MK sebagai lembaga yang menyidangkan sengketa pemilu, jelas tidak akan ribet dengan tetek bengek urusan di luar kewenangannya, dan sudah jelas di Bawaslu yang telah usai kerjanya beberapa waktu lalu. Semua jelas.

Kecurangan TSM, pun hanya slogan berkali ulang, media sosial dengan riuh rendahnya, dan kala diminta satu saja keunggulan Prabowo yang meyakinkan untuk menang seribu bahasa. 

Logis saja, apa keunggulan Prabowo dibandingkan Jokowi, secara obyektif? Modal awal pemilu lampau saja berkurang, artinya minim inovasi, bertahan saja enggan.

Apa yang mereka tampilkan semata negasi capaian rival yang sekaligus incumbent, tidak ada gagasan dan ide baru untuk Indonesia jauh lebih baik. Fokus hanya Prabowo presiden, namun presiden yang seperti apa tidak ada gambaran sama sekali. 

Buat apa gangti kalau yang baru saja tidak jelas, sedangkan yang lama memberikan pengharapan. Infrastruktur yang jelas-jelas memberikan kemudahan banyak hal dicela. Ini jelas kerugian yang mereka ciptakan.

Mereka banyak menggali lubang sendiri, dan marah ketika mereka terperosok. Soal hutang negara yang jelas peruntukannya malah menjadi bahan mereka mengatakan ini dan itu. 

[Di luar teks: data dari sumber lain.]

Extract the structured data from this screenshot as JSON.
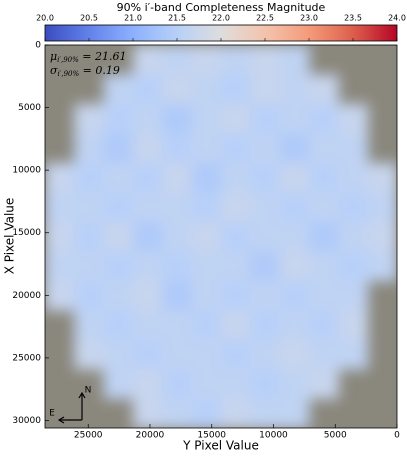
{
  "chart_data": {
    "type": "heatmap",
    "colorbar_title": "90% i′-band Completeness Magnitude",
    "x_label": "Y Pixel Value",
    "y_label": "X Pixel Value",
    "colormap": "coolwarm",
    "clim": [
      20.0,
      24.0
    ],
    "cticks": [
      {
        "value": 20.0,
        "label": "20.0"
      },
      {
        "value": 20.5,
        "label": "20.5"
      },
      {
        "value": 21.0,
        "label": "21.0"
      },
      {
        "value": 21.5,
        "label": "21.5"
      },
      {
        "value": 22.0,
        "label": "22.0"
      },
      {
        "value": 22.5,
        "label": "22.5"
      },
      {
        "value": 23.0,
        "label": "23.0"
      },
      {
        "value": 23.5,
        "label": "23.5"
      },
      {
        "value": 24.0,
        "label": "24.0"
      }
    ],
    "xlim": [
      28500,
      0
    ],
    "xticks": [
      25000,
      20000,
      15000,
      10000,
      5000,
      0
    ],
    "ylim": [
      0,
      30600
    ],
    "y_inverted": true,
    "yticks": [
      0,
      5000,
      10000,
      15000,
      20000,
      25000,
      30000
    ],
    "z": [
      [
        null,
        null,
        null,
        21.7,
        21.6,
        21.7,
        21.6,
        21.7,
        21.6,
        null,
        null,
        null
      ],
      [
        null,
        null,
        21.6,
        21.5,
        21.7,
        21.6,
        21.5,
        21.7,
        21.6,
        21.7,
        null,
        null
      ],
      [
        null,
        21.7,
        21.5,
        21.6,
        21.4,
        21.6,
        21.7,
        21.5,
        21.6,
        21.5,
        21.7,
        null
      ],
      [
        null,
        21.6,
        21.4,
        21.7,
        21.5,
        21.6,
        21.5,
        21.6,
        21.4,
        21.6,
        21.6,
        null
      ],
      [
        21.7,
        21.5,
        21.6,
        21.5,
        21.7,
        21.4,
        21.6,
        21.5,
        21.7,
        21.5,
        21.6,
        21.7
      ],
      [
        21.6,
        21.6,
        21.5,
        21.6,
        21.6,
        21.5,
        21.7,
        21.6,
        21.5,
        21.6,
        21.5,
        21.6
      ],
      [
        21.7,
        21.5,
        21.7,
        21.4,
        21.6,
        21.7,
        21.5,
        21.6,
        21.6,
        21.4,
        21.6,
        21.7
      ],
      [
        21.6,
        21.6,
        21.5,
        21.6,
        21.5,
        21.6,
        21.6,
        21.4,
        21.7,
        21.6,
        21.5,
        21.6
      ],
      [
        21.7,
        21.5,
        21.6,
        21.7,
        21.4,
        21.6,
        21.5,
        21.6,
        21.5,
        21.6,
        21.6,
        null
      ],
      [
        null,
        21.6,
        21.5,
        21.6,
        21.6,
        21.5,
        21.7,
        21.5,
        21.6,
        21.5,
        21.7,
        null
      ],
      [
        null,
        21.7,
        21.6,
        21.5,
        21.6,
        21.6,
        21.5,
        21.6,
        21.7,
        21.6,
        21.6,
        null
      ],
      [
        null,
        null,
        21.6,
        21.7,
        21.5,
        21.6,
        21.6,
        21.5,
        21.6,
        21.7,
        null,
        null
      ],
      [
        null,
        null,
        null,
        21.7,
        21.6,
        21.5,
        21.7,
        21.6,
        21.6,
        null,
        null,
        null
      ]
    ],
    "annotations": [
      {
        "symbol": "μ",
        "subscript": "i′,90%",
        "text": " = 21.61"
      },
      {
        "symbol": "σ",
        "subscript": "i′,90%",
        "text": " = 0.19"
      }
    ],
    "compass": {
      "north": "N",
      "east": "E"
    }
  }
}
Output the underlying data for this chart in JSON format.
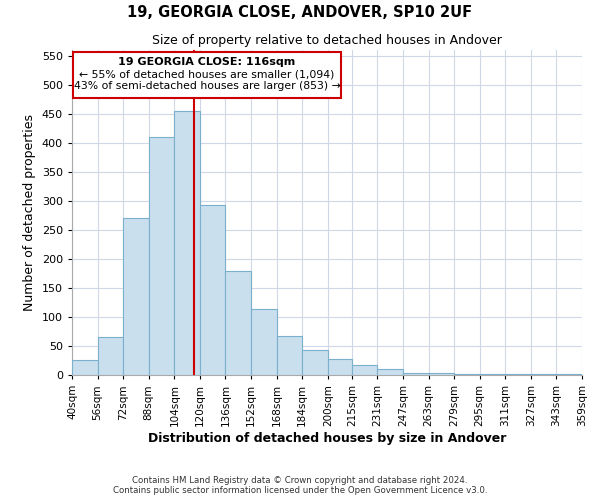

Mentahnya data dengan mudah dipatahkan, ketika terpatahkan ngeles ke mana-mana dan itu lubang baru. Mereka tidak siap konsep dan gagasan ketika dipatahkan ngamuk dan meradang. Itu jelas fatal.

Standart ganda dan kelucuannya. Sangat panjang deretan fakta yang ada. Soal para pelanggar hukum yang dilanjutkan dalam persidangan dibela mati-matian, namun ketika tidak lagi mampu dibuang bak sampah paling parah. Begitu banyak hal demikian. Pokoknya pemerintah dan jajarannya pasti salah, dan mereka pasti benar dan menang.

Terbaru soal status KHMA di dalam BNI Syariah yang dipersoalkan. Ketika ada caleg mereka lolos dengan kondisi yang sama, Bawaslu yang salah. 

Lucu dan naif, ketika orang bisa seenaknya menerjemahkan hukum dan peraturan seenakudelnya mau jadi pemimpin. Bawaslu yang dipersalahkan karena mereka untung, pada posisi yang sama, mereka menolak kubu lain yang dijamin UU.

Mengutip dan menyomot apa kata, pendapat, gagasan, sepanjang menguntungkan. Abai akan esensi yang ada di sana. Salah satu yang asal comot dan itu dibantah adalah adanya penelitian bahwa dalam masa di mana Jokowi berusaha ada indikasi penegakan hukum yang bisa cenderung abai akan demokrasi.

Indikasi itu diopinikan pihak pembela kubu Prabowo bahwa adanya sikap penegakan hukum yang bisa menjadi antidemokrasi sebagai pemerintahan otoriter, padahal si peneliti sama sekali tidak mengatakan hal itu dalam penelitiannya. Artinya mereka menambahkan sendiri, othak-athik gathuk, asal berbau asing. Padahal katanya antiasing?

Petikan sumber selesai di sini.